Cristina acordou disposta a tampar aquele buraco de alguma forma. Na manhã ligou para o sindico do prédio, mas ele não estava. Tentou conversar com Paulinho, o vizinho da frente, mas ele também não estava. Aflita por não conseguir alguém para resolver aquilo, Cristina decidiu que o faria sem contar com o apoio de ninguém. Tirou o dia de folga e foi para uma loja de materiais de construção no bairro. Enquanto caminhava, um pequeno filhote de cachorro pulou em sua direção, saído de uma caixa de papelão em frente à papelaria. Era um filhotinho que chamara sua atenção, o pelo era mesclado entre o branco e o marrom-chocolate. A jovem abaixou-se para fazer um cafuné no filhote, mas o pequenino rosnou e saiu correndo.

Andou mais uns metros e sentiu uma coceira atrás da orelha que irradiava até a base da sua coluna seguida de uma sensação de ardência não muito forte. Como é de costume de toda mulher suportar a dor das cólicas, Cristina quis pensar em outra coisa para que a dor não tomasse sua atenção. No entanto, chegando à loja, ela não aguentava a vontade de coçar que acompanhara a dor e a ardência. Ela forçou a calma

e perguntou onde estava o banheiro.

Com passos nervosos, suas unhas começaram o atrito, o vai e vem de uma boa coçada que não fizera passar a sensação agoniante que ela sentia. O mais esquisito, além dos sintomas em si, era a presença de um muco que deixava úmido as pontas dos dedos. Cristina pôs os cabelos para cima em um coque improvisado, virando bruscamente para ver atrás da orelha no espelho. A imagem refletida fez seu rosto tomar uma expressão de terror, um pequeno buraco se fizera atrás da orelha, o suficiente para que pudesse enxergar um pequena verme se contorcer.

Vê isso a fez procurar pela privada para botar para fora todo o café da manhã. Nauseada, ela correu de volta para casa. Depois de caminhar a passos compridos, arfando por causa da respiração irregular, Cristina tirou suas roupas para conferir a coceira que não passara.

No seu quarto, a jovem decidiu olhar outra vez, no entanto, o que era apenas um buraco atrás da orelha se mostrou como uma sequência bizarra de pequenos buracos que seguiam da orelha a base das costas. Em cada buraquinho uma substância transparente era expelida como suor, e os vermes se contorciam vigorosamente aproveitando do calor abaixo da pele.

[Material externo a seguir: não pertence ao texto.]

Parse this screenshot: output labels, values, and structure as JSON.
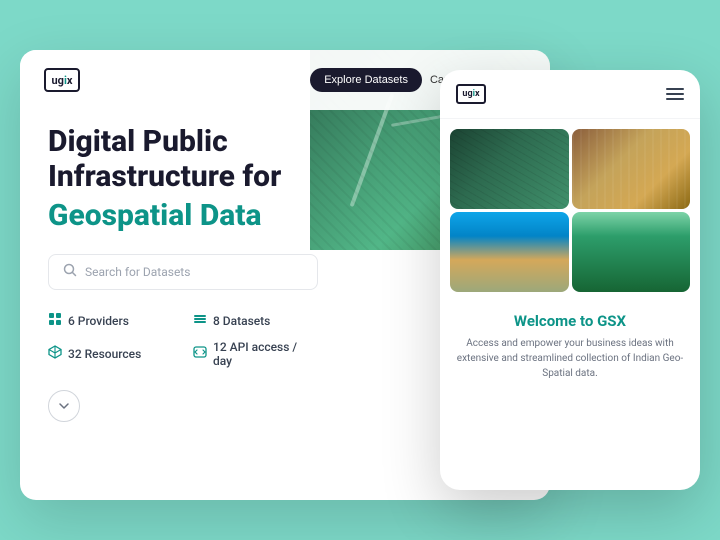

Cristina gritou, mas ninguém veio. Ela ligou para familiares, amigos, mas ninguém apareceu. Os telefones da emergência davam apenas secretaria eletrônica. Quanto mais agitada, mais buracos se formavam em suas costas e mais os bichos corriam por baixo da pele como cupins penetrando a madeira. Molhada de muco, a menina cansou do desespero, parando em frente ao buraco da cozinha que agora cabia uma mão.

Ela sentiu uma estranha atração por aquele buraco, quanto mais próxima, mais a coceira deixava seu corpo, e quando frente a frente do buraco, corajosa o suficiente para enfiar a mão, ela o fez, algo a puxou, presa e desesperada, ela gritou e forçou para sair dali, foi em vão.

O buraco a puxou com mais força, antes a mão, agora o braço, depois parte do ombro e quando notou, metade dela estava dentro do buraco. A escuridão quente e molhada do lugar a deixara estranhamente confortável, cansada, exausta, ela ouvia uma mistura de vozes distantes.

Talvez fosse o Além a chamando para si, morreria ali sem realizar a outra metade dos seus sonhos, como conhecer um grande amor ou viajar para conhecer a Disney. Quando o buraco a tomara completamente para si, conseguiu distinguir as palavras "empurre com mais força" e sumiu.